Every now and again an app comes along that makes me change my workflow. Makes me sit up and take notice of what’s going on in my day, the way I get things done and how I interact with the various machines at my disposal. An app that has managed to creep into my life in a way I didn’t think was still possible (I like my routine!) – that app is ‘Day One’, a new journaling app created by Bloom and available for the Mac (via the Mac App Store) and iOS devices.
The premise of Day One is simple, you record a journal. That’s it, you just write up what has happened throughout your day and make sure you have a record of what has happened. Day One is different to other journal apps for a few reasons.
It’s beautiful – The UX design is simple, understated and elegant – yet a joy to use and effortless. There is no learning curve, no instruction manual to read and nothing to get wrong. You just write, and write and write.
It reminds you to write – You can set the frequency of reminders with a simple slider interface. The system tells you when to write, and a status bar icon provides a smaller version of the interface for quick updates.
It follows you wherever you go – Syncing via Dropbox or iCloud Documents is simple and effective. Allowing you to continue to update your journal on the move, at your desk or on the bus. Your journal is always with you, and always up to date.
It’s secure – You can quickly and easily password protect your journal to protect it from prying eyes. No mess, no fuss – and even the log-in screen is beautifully designed.
For my personal situation DayOne is the perfect companion. As a Producer (Project Manager) my life is full of snippets of information, and having the ability to record short bursts of information via the task bar is invaluable.
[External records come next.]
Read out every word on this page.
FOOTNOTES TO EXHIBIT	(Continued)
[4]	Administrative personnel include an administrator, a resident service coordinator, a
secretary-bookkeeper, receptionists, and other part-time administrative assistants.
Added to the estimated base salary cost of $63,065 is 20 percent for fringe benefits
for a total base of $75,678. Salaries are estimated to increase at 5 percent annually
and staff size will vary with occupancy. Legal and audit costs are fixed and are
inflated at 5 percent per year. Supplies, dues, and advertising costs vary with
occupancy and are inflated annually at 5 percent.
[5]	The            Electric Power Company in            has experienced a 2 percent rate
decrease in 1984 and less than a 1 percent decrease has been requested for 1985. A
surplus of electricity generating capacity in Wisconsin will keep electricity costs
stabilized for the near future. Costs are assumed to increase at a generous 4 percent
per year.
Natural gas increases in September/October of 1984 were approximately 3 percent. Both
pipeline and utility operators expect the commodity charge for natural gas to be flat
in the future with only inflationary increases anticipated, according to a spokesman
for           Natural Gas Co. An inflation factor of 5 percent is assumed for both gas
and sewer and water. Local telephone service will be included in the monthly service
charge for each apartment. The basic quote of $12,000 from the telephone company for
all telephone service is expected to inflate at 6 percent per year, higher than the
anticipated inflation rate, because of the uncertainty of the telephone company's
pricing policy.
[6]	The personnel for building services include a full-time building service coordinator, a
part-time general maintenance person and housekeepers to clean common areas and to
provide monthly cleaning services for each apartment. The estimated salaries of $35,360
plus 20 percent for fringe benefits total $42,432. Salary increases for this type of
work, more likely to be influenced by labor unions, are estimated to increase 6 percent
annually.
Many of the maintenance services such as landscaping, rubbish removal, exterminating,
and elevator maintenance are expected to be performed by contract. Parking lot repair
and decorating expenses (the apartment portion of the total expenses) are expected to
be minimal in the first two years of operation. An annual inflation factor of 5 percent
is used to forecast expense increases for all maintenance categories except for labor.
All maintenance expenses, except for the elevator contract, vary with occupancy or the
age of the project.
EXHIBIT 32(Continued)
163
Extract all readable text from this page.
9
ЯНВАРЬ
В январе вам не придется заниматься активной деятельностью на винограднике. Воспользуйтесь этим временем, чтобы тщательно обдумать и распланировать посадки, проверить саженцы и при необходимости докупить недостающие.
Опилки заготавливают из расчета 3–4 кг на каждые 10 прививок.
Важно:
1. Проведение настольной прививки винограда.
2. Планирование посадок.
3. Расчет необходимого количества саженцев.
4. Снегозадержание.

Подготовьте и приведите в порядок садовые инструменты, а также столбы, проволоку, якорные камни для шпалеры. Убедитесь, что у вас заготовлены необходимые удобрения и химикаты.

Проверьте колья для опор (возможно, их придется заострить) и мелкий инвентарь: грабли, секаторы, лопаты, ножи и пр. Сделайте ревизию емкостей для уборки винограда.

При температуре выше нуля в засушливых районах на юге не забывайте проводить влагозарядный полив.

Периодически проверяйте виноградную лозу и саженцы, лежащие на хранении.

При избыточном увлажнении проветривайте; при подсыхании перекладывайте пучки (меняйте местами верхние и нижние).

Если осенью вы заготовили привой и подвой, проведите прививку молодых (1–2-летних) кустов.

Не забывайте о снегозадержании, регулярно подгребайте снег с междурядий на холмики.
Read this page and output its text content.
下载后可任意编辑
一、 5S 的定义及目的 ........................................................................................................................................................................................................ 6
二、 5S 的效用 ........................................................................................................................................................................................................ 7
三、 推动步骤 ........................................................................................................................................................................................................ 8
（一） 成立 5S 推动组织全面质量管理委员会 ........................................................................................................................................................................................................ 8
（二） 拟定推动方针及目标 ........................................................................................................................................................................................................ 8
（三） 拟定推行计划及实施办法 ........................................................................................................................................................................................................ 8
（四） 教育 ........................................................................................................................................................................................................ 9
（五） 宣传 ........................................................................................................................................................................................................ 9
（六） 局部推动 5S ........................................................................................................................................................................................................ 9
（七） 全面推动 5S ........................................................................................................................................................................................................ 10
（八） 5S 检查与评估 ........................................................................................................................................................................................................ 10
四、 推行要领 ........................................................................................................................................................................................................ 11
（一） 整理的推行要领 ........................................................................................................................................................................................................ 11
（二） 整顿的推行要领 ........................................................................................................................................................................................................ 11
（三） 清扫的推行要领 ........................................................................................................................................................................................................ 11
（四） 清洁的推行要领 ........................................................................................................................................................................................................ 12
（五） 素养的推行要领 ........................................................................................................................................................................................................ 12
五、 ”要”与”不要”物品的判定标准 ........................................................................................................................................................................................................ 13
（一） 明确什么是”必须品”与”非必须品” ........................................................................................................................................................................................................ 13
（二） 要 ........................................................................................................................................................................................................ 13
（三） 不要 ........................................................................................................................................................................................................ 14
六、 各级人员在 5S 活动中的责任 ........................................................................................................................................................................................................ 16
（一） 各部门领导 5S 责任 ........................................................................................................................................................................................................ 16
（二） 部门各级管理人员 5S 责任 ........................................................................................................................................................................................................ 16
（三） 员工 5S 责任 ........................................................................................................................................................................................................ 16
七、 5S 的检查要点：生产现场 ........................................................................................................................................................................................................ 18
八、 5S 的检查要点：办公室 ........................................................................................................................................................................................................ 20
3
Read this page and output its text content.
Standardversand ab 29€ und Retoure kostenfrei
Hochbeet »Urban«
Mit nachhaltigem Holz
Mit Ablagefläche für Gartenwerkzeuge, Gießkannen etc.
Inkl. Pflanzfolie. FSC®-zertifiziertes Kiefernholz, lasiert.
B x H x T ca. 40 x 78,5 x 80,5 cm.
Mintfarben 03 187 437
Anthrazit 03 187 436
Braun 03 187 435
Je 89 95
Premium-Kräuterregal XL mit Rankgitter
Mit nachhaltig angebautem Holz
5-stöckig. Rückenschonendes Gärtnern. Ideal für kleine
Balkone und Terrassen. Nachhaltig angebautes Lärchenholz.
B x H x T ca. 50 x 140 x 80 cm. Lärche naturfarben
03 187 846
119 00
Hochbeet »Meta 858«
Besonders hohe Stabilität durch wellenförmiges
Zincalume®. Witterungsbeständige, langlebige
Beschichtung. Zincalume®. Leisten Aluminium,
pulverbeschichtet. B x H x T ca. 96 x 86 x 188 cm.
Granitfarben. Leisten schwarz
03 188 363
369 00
Quickly scanning through the date view allows me to find notes recorded on particular days and times, matching up with my meetings schedule so I know where to look. I can envisage DayOne being equally useful to a student or even someone who wanted to track and record the build up to an important even (for example the birth of a child). The elegant interface could easily appeal to all and the designer Paul Mayne should be credited for his efforts in this regard.
When I looked at Piezo recently, I commented on the fact that the developer could have just focused on the functionality and rushed the app out to market, but again in this case, Bloom took the time to make sure that the app fits into the classic “Apple” app style. It genuinely looks like something that belongs within OSX 10.7 Lion and (faux leather effects aside) it complements the rest of the built in utilities on the Mac and fills in functionality missing from the out of the box OSX experience.
DayOne Journal is available on the Mac App Store and iOS App Store for iPad and iPhone.